Мальчик растрогался. Не все дошло до него, не все он понял до конца, но доброта переполнила его сердце:
— Долгой жизни твоему Чокану и счастья!
— Аминь! Да сбудутся твои слова.
В глазах Танатара появились слезы.
— Не буду я больше думать о мести. Это твой ханский род меня озлобил. Я был добрым человеком. И брат мой Тунгатар. Ничего мы плохого не замышляли. Любили веселье, работу, степь. И вот что с нами сделали, сам видишь. Если бы не рыба, давно бы ноги протянул. И живем и не живем, мальчик! Я думаю только об одном: пусть мой ребенок увидит то, чего мне не удалось повидать. Пусть моему Чокану бог поможет.
… Было уже совсем светло. Тучи разошлись. Первые лучи коснулись тальника, сквозь камыш засеребрились в озере, осветили усталое лицо Танатара с глубоко запавшими глазами, с густой проседью в усах.
— Пора возвращаться, мальчик.
— Макул! — произнес, как взрослый, слово согласия Чокан.
— Не жди больше от меня вреда, мальчик. Я как друг тебе. И рад бы тебе в чем помочь, но нет у меня сил для этого.
И Чокан иными глазами смотрел на Танатара-ага.
Обратный путь сквозь заросли камыша по озеру был куда более легким.
… В это же самое время на другом берегу, сидя на опрокинутой лодке, Чингиз с Курагиным тоже уплетали рыбу.
Чингиз ел нехотя, медленно, через силу.

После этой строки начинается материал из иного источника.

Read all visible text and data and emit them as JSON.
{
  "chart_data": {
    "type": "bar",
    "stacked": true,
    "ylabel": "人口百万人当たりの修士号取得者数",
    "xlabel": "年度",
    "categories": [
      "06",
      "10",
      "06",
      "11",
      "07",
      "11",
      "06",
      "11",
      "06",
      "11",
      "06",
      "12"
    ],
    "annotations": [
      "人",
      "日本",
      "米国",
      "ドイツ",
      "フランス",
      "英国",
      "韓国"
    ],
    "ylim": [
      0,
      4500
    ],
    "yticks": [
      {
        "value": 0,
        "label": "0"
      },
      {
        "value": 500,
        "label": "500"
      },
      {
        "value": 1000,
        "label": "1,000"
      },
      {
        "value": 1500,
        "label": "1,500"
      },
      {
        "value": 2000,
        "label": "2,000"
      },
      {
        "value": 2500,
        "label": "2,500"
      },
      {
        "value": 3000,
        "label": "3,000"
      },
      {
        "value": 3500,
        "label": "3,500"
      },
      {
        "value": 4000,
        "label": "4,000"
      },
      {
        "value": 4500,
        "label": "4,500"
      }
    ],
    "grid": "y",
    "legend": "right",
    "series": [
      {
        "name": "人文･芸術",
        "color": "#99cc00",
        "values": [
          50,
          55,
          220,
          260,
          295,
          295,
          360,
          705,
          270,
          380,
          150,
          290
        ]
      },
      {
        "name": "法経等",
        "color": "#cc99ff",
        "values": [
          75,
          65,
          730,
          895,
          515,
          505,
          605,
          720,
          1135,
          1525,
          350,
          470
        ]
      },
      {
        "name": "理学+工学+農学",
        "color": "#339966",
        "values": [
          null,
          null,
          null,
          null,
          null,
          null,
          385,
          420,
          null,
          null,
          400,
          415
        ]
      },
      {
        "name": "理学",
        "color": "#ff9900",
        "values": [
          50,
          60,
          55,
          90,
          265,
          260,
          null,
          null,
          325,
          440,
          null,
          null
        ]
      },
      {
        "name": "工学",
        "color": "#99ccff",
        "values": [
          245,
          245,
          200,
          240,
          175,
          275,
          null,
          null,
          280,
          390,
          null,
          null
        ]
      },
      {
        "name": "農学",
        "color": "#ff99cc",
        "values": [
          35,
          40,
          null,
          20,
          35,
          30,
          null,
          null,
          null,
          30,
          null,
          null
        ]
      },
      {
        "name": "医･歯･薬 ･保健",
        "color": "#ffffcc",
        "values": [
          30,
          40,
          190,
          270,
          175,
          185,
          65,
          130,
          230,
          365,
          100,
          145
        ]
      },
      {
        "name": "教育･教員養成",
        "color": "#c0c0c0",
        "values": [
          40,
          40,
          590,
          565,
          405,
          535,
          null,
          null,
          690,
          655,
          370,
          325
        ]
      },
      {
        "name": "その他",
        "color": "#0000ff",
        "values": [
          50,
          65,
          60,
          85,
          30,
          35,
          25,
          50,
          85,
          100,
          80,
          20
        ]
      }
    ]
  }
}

Все его мысли были заняты исчезнувшим Чоканом, хотя Курагин и сказал ему, что он тревожится понапрасну. Да и утомила его эта несуразная ночь.
Сам рыбацкий атаман, видимо, чувствовал себя отлично. Ни ядовитый спирт, ни бессонные сутки не сказались на нем. Ел он с удивительным аппетитом, хватал одну рыбу за другой, быстро и ловко обгладывая кости.
Чингиз присмотрелся к нему и неожиданно обнаружил в Курагине сходство со львом, которого он видел еще в дни учения в Омске в бродячем зверинце. Сходство усиливали и загривок, и усы, и бородка. Да и сила у него была львиная. Рассказывали, лев, настигнув кулана, одним ударом своей лапы переламывает ему спинной хребет. И Курагин, если размахнется как следует, спину может перешибить. Ну и ручищи у него — широкие, грубые, крепкие.
— Сколько пудов ты можешь поднять?
— Двадцать пять — тридцать — свободно! — улыбнулся Курагин. — Это нам сподручно, ваше благородие.
«Силен же ты, шайтан», — подумал Чингиз. И опять мысль о Чокане бросила его в жар.
А Курагин вдосталь наелся, и ему не терпелось поговорить с человеком, которого он считал хоть инородцем, но образованным да к тому же подполковником русской армии.